In fact, similar questions were already raised at the time when the BSA was first enacted. However, the importance and future prospect of biotechnology today is likely to be incommensurable with expectations 13 years ago when the BSA was enacted. It is necessary to ask the questions again and more earnestly so that proper governance can be established from a longer term viewpoint, taking in account that the healthcare paradigm is in rapid transition.

One alternative approach is to incorporate bioethical principles in the BSA in the Basic Law; conceptually, incorporating bioethical principles into a higher law would also mean incorporating bioethical deliberation and engagement into the governance of human subjects research and the responsible (and non-discriminatory) use of genetic and health data. Individual laws should also be enacted within the Basic Law framework to address specific concerns.

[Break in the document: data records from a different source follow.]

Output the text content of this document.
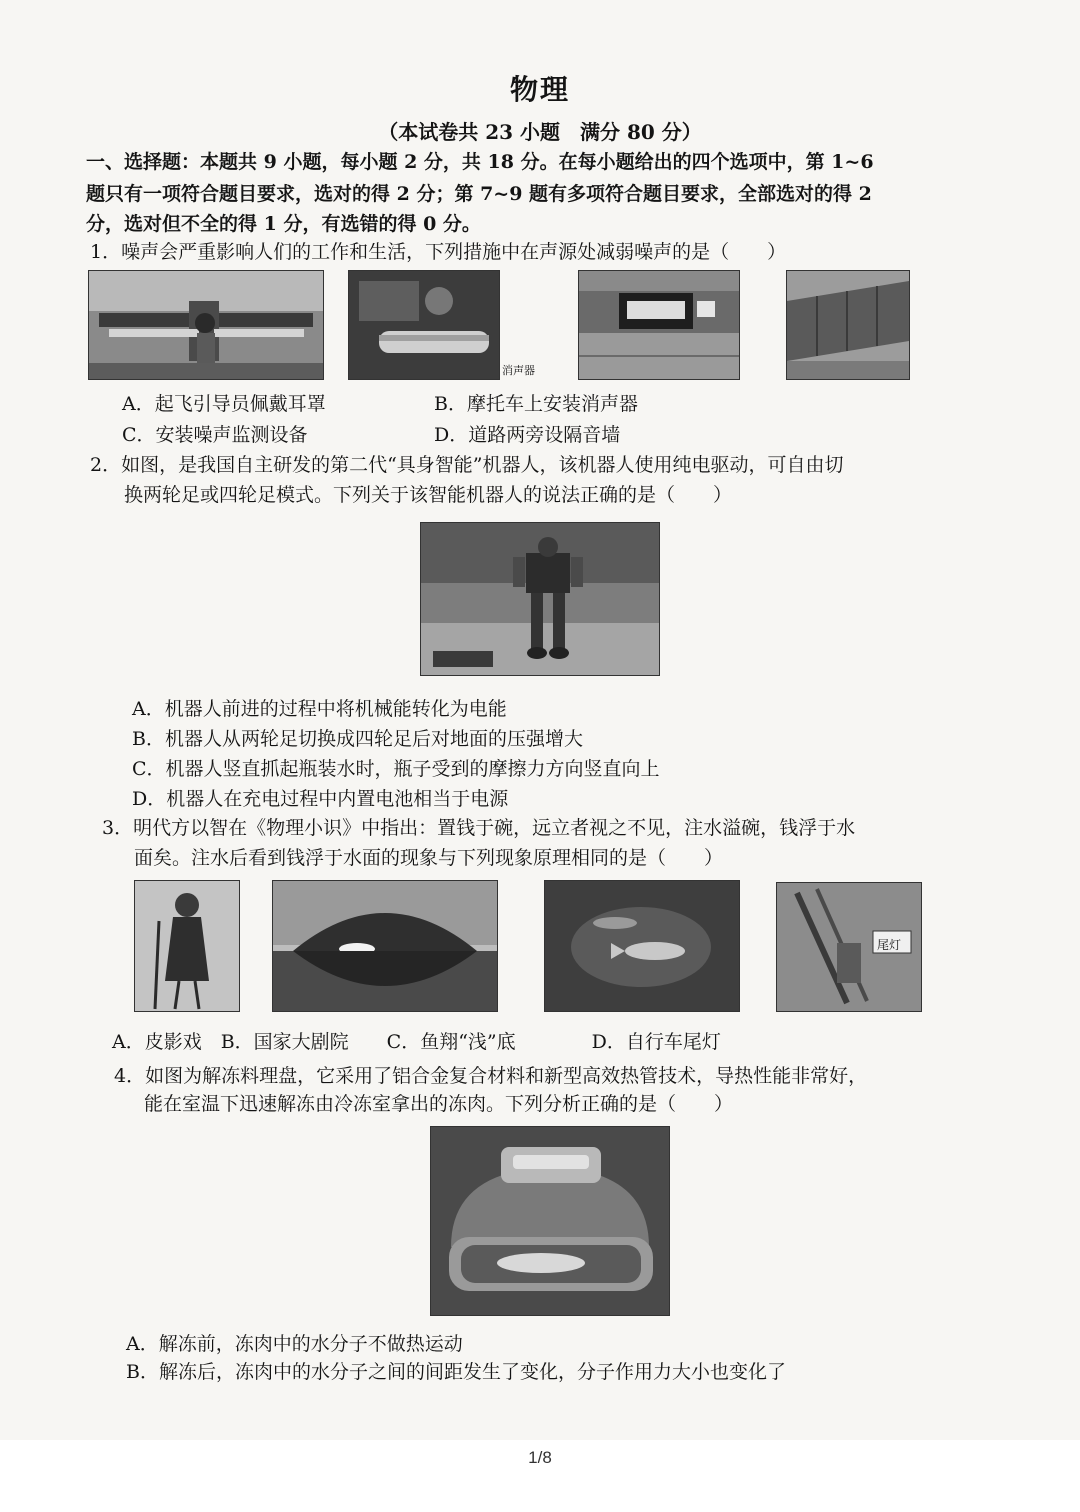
物理
（本试卷共 23 小题　满分 80 分）
一、选择题：本题共 9 小题，每小题 2 分，共 18 分。在每小题给出的四个选项中，第 1~6
题只有一项符合题目要求，选对的得 2 分；第 7~9 题有多项符合题目要求，全部选对的得 2
分，选对但不全的得 1 分，有选错的得 0 分。
1．噪声会严重影响人们的工作和生活，下列措施中在声源处减弱噪声的是（　　）
消声器
A．起飞引导员佩戴耳罩	B．摩托车上安装消声器
C．安装噪声监测设备	D．道路两旁设隔音墙
2．如图，是我国自主研发的第二代“具身智能”机器人，该机器人使用纯电驱动，可自由切
换两轮足或四轮足模式。下列关于该智能机器人的说法正确的是（　　）
A．机器人前进的过程中将机械能转化为电能
B．机器人从两轮足切换成四轮足后对地面的压强增大
C．机器人竖直抓起瓶装水时，瓶子受到的摩擦力方向竖直向上
D．机器人在充电过程中内置电池相当于电源
3．明代方以智在《物理小识》中指出：置钱于碗，远立者视之不见，注水溢碗，钱浮于水
面矣。注水后看到钱浮于水面的现象与下列现象原理相同的是（　　）
尾灯
A．皮影戏　B．国家大剧院　　C．鱼翔“浅”底　　　　D．自行车尾灯
4．如图为解冻料理盘，它采用了铝合金复合材料和新型高效热管技术，导热性能非常好，
能在室温下迅速解冻由冷冻室拿出的冻肉。下列分析正确的是（　　）
A．解冻前，冻肉中的水分子不做热运动
B．解冻后，冻肉中的水分子之间的间距发生了变化，分子作用力大小也变化了
1/8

For example, a Precision Medicine Act can be legislated to govern research and broader utilization of human biospecimens, genetic data, and related “big data” concerns, and a Regenerative Medicine Act can be established for research and other utilization of stem cells and embryos.

Conclusion

Korean biobanks are now changing to adapt to the new paradigm of precision medicine. However, since Korea has been regulating the field through the BSA which was first enacted in 2004, there are limitations to this approach, since the field of biotechnology is rapidly developing and fragmenting. First of all, IRB review and informed consent are important rules for respecting the moral authority of patients and subjects (including tissue donors), yet these rules have limited capacity to build trust. Under the BSA, it is difficult to properly incorporate the role of the DAC, which is becoming more important in comparison to that of the DRC. In order to use human biodata including genomic information through information and communications technology, more appropriate consent model needs to be considered. In the meantime, even though data sharing for research is still altruistic so the data and human biospecimens cannot be sold for-profit, current data sharing practices have become more complicated, and are closer to commercial use and commercialization. Public concerns on data monetization derived from personal health and genome data will grow in the near future, so the establishment of a policy on data and biospecimen ownership and appropriate benefit sharing with donors based on sound ethical and legal principles is urgently needed. In the light of all these challenges, continuing and deeper deliberation must be carried out in order to develop a more comprehensive and responsive governance framework.